On occasion I will read my horoscope for the day, but only if it is a 4 or 5 star day. No sense in adding the potential for a gloomy day. I also don't put much stalk in what the horoscope says, but sometimes it does resemble my reality.
Today was a four star day so I read what was said. I can't remember the first part of the horoscope, but the second part said "Sometimes your peers view you as a stick in the mud when it comes to spontaneity". I don't know if my peers think of me this way, but I know that my husband does. And my son just concurred with the sentiment as I was telling him what my post is about.
I am trying to be better about adjusting to spur of the moment plans. I used to tell Dave that if he wanted to plan a surprise getaway, he needed to schedule it with me first. I tried to not be a total stick in the mud and said he didn't need to tell me where we were going, but I did need to know when we were going. I had to plan ahead, check my schedule, arrange for babysitting, etc.

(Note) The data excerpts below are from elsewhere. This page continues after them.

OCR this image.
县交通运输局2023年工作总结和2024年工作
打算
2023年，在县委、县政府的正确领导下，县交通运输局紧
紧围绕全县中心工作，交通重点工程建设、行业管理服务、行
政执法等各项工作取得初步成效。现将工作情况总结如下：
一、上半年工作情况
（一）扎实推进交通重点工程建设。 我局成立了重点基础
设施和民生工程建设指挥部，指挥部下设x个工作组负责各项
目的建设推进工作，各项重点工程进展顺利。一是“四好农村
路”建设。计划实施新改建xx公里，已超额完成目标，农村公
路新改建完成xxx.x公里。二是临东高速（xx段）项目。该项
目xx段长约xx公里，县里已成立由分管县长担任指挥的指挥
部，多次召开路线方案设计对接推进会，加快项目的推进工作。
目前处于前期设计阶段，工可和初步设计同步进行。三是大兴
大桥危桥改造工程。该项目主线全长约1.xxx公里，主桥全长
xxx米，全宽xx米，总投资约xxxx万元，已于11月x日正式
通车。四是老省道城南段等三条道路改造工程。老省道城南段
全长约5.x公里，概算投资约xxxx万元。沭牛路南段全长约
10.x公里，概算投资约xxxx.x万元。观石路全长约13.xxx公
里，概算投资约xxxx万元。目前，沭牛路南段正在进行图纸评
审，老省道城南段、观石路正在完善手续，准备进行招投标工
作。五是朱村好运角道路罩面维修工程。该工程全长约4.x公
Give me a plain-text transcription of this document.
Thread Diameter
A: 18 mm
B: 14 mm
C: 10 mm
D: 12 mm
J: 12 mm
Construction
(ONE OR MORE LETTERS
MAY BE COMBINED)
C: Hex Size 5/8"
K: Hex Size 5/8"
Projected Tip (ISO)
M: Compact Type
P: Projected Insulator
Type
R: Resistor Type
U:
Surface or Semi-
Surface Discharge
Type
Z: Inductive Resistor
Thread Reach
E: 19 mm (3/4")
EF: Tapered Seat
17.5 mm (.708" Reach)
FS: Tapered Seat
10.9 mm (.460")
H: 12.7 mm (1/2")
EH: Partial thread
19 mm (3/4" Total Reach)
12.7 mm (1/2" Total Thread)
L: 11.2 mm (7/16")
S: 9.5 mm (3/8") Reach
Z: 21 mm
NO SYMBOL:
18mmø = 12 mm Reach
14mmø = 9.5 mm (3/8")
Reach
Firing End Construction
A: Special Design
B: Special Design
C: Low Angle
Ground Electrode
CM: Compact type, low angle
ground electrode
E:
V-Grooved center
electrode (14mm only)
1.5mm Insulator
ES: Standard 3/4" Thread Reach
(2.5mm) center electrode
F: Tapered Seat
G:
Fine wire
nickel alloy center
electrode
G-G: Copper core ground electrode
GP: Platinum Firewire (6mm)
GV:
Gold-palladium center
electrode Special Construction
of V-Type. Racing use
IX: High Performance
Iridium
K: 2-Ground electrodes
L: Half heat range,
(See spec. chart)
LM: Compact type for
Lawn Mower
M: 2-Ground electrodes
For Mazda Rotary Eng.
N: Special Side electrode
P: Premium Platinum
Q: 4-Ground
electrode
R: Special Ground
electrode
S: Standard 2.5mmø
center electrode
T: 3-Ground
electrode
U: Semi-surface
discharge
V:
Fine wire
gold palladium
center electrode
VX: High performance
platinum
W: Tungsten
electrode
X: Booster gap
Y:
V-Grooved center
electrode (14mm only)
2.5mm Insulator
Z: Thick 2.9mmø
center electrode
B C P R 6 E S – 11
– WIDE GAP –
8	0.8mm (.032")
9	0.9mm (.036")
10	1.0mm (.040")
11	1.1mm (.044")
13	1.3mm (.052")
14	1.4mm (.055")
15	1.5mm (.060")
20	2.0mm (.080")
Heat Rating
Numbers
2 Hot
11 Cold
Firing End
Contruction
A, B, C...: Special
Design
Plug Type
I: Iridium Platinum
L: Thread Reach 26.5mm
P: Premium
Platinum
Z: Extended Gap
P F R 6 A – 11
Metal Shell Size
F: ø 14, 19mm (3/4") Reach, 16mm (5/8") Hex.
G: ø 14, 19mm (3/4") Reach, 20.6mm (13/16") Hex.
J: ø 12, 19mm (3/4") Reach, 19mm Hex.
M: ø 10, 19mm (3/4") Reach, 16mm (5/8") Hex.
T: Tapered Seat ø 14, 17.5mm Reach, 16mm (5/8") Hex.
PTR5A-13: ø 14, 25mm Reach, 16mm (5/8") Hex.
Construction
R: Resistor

The kids can pretty much take care of themselves now. Katelyn actually does since she is off to school. Carson is happy if there is cold cereal in the pantry and Marie Callendar's pot pies in the freezer. So I guess that argument has lost its wind.
We have a family calendar that is supposed to be filled out, with each family member having their own color. Dang, another argument against spontaneity shot down.
So now I am trying to learn to let go of the need to obsessively plan and prepare. It's hard to change a part of me that has taken me years to hone, but I can see the benefit of being a little more spontaneous. It might spice things up a little (please don't read that to me that I think things are boring now). I'm willing to give it a shot anyway.